Ahí se veía también al viejo rey Lear, con su barba blanca desgarrada, arrodillándose para pedir perdón a su hija Cordelia; un clown imitaba las locuras de Tarleton y otro envuelto con una sábana aterrorizaba al príncipe Hamlet. Sir John Old-castle hacía reír a todo el mundo con su gran barriga, sobre todo cuando tomaba de la cintura a la patrona, la que le toleraba que arrugase el pico de su cofia y deslizase sus gordos dedos en la bolsa de bucarán que llevaba atada a su cintura. El Loco cantaba canciones que el Idiota no comprendía nunca y un clown con gorro de algodón pasaba la cabeza a cada momento por un agujero del telón, en el fondo del tablado, para hacer morisquetas.

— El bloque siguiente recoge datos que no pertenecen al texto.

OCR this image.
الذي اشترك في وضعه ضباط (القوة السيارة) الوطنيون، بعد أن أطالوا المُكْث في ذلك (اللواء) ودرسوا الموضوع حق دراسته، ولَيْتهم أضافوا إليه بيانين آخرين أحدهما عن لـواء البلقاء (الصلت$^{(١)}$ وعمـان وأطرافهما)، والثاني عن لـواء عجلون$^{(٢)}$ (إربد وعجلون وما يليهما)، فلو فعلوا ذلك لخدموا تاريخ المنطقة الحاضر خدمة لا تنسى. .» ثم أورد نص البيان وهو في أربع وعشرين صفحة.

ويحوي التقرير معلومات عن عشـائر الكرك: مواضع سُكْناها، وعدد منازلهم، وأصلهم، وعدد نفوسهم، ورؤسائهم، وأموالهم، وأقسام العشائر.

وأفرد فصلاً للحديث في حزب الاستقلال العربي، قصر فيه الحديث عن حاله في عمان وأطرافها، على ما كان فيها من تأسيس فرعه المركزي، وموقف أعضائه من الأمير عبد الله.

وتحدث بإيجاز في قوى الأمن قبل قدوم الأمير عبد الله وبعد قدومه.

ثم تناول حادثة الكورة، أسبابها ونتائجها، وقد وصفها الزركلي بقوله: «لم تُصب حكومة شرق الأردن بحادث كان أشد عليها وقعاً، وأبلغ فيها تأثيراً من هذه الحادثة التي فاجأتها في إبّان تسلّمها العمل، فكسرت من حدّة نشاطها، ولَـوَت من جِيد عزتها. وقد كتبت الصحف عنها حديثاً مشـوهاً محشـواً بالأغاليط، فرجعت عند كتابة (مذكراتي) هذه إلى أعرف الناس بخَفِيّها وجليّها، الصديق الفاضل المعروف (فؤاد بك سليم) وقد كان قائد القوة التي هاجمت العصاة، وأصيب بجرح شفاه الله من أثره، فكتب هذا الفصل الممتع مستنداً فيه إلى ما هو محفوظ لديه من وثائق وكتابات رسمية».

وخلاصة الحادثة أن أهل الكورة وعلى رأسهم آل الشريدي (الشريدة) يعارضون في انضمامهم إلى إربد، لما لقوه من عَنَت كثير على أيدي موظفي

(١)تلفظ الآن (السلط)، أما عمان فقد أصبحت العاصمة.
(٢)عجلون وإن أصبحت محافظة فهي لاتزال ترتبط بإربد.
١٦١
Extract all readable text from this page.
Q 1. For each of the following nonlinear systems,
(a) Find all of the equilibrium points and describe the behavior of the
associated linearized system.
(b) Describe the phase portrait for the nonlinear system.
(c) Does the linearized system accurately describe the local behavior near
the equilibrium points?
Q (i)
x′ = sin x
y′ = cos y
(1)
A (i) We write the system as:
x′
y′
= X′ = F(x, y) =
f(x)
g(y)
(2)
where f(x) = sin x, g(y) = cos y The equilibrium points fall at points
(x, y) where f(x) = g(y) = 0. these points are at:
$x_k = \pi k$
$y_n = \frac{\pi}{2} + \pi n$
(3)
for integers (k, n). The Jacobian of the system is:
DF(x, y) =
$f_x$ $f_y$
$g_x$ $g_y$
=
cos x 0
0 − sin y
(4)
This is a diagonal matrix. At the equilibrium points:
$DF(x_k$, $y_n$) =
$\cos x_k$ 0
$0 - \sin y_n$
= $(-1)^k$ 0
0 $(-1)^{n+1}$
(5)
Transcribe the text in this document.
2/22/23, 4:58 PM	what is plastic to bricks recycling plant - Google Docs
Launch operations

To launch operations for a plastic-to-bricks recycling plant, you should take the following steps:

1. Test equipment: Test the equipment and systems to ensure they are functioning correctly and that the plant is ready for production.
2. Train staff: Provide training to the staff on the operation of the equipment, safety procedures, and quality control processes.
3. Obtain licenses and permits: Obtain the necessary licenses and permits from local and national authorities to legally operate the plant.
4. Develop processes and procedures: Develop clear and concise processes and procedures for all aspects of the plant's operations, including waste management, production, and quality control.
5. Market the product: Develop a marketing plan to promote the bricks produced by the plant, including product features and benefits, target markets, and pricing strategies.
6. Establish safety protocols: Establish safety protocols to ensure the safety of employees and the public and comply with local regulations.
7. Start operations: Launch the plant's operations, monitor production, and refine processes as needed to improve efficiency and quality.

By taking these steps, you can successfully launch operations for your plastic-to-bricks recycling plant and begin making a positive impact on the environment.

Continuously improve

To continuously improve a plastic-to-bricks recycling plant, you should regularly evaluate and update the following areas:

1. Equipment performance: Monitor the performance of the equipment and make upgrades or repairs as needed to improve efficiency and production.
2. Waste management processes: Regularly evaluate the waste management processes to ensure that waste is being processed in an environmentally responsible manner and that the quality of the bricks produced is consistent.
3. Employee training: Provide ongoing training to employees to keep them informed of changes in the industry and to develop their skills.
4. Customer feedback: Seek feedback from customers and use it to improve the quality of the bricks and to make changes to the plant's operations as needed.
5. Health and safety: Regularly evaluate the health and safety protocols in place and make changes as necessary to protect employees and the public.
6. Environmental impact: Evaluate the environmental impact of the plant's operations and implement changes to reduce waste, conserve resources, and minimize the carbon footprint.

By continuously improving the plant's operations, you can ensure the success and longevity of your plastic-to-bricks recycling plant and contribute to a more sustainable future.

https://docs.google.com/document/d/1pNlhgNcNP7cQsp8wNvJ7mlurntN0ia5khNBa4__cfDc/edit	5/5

Había también un juglar con dos monos y un hombre vestido de mujer que, se le ocurría a Gabriel, se parecía a su madre Flum. Al terminar las obras, los despabiladores acudían para ponerle una toga de gros azul y gritaban que iban a llevarlo a Bridewell.
Cuando Gabriel tuvo quince años los actores del Rideau Vert notaron que era hermoso y delicado y que podría representar los papeles de mujeres y de doncellas.
Plum le peinó sus cabellos negros que llevaba echados hacia atrás; tenía la piel muy fina, los ojos grandes, las cejas altas, y Plum le había perforado las orejas para colgar de ellas dos falsas perlas dobles. Entró entonces en la compañía del duque de Nottingham y le hicieron trajes de tafetán y de damasco, con lentejuelas, paño de plata y paño de oro, blusas con lazos y pelucas de cáñamo con largos rizos. Le enseñaron a pintarse en la sala de ensayos. En un principio se ruborizó cuando subió al tablado; después respondió con mohines a las galanterías. Poli, Dolí y Molí, a quienes Flum llevó, muy agitada, dijeron con grandes risas que era exactamente una mujer y quisieron desvestirlo después de la representación. Lo llevaron a Picked-hatch y su madre le hizo poner uno de sus vestidos para mostrárselo al capitán, quien se deshizo en cumplidos burlones y fingió ponerle en el dedo un tosco anillo dorado con un carbunclo de vidrio engastado.
Los mejores camaradas de Gabriel Spenser eran William Bird, Edward Juby y los dos Jeffes. Estos decidieron, un verano, ir a actuar en aldeas del campo con actores errantes.
Viajaron en un coche cubierto por una lona, donde dormían de noche. En el camino de Hammersmith, una noche, vieron salir de la cuneta a un hombre que les encañonó con una pistola.
–¡Su dinero! –dijo–. Soy Gamaliel Ratsey, por la gracia de Dios ladrón de grandes caminos y no me gusta esperar.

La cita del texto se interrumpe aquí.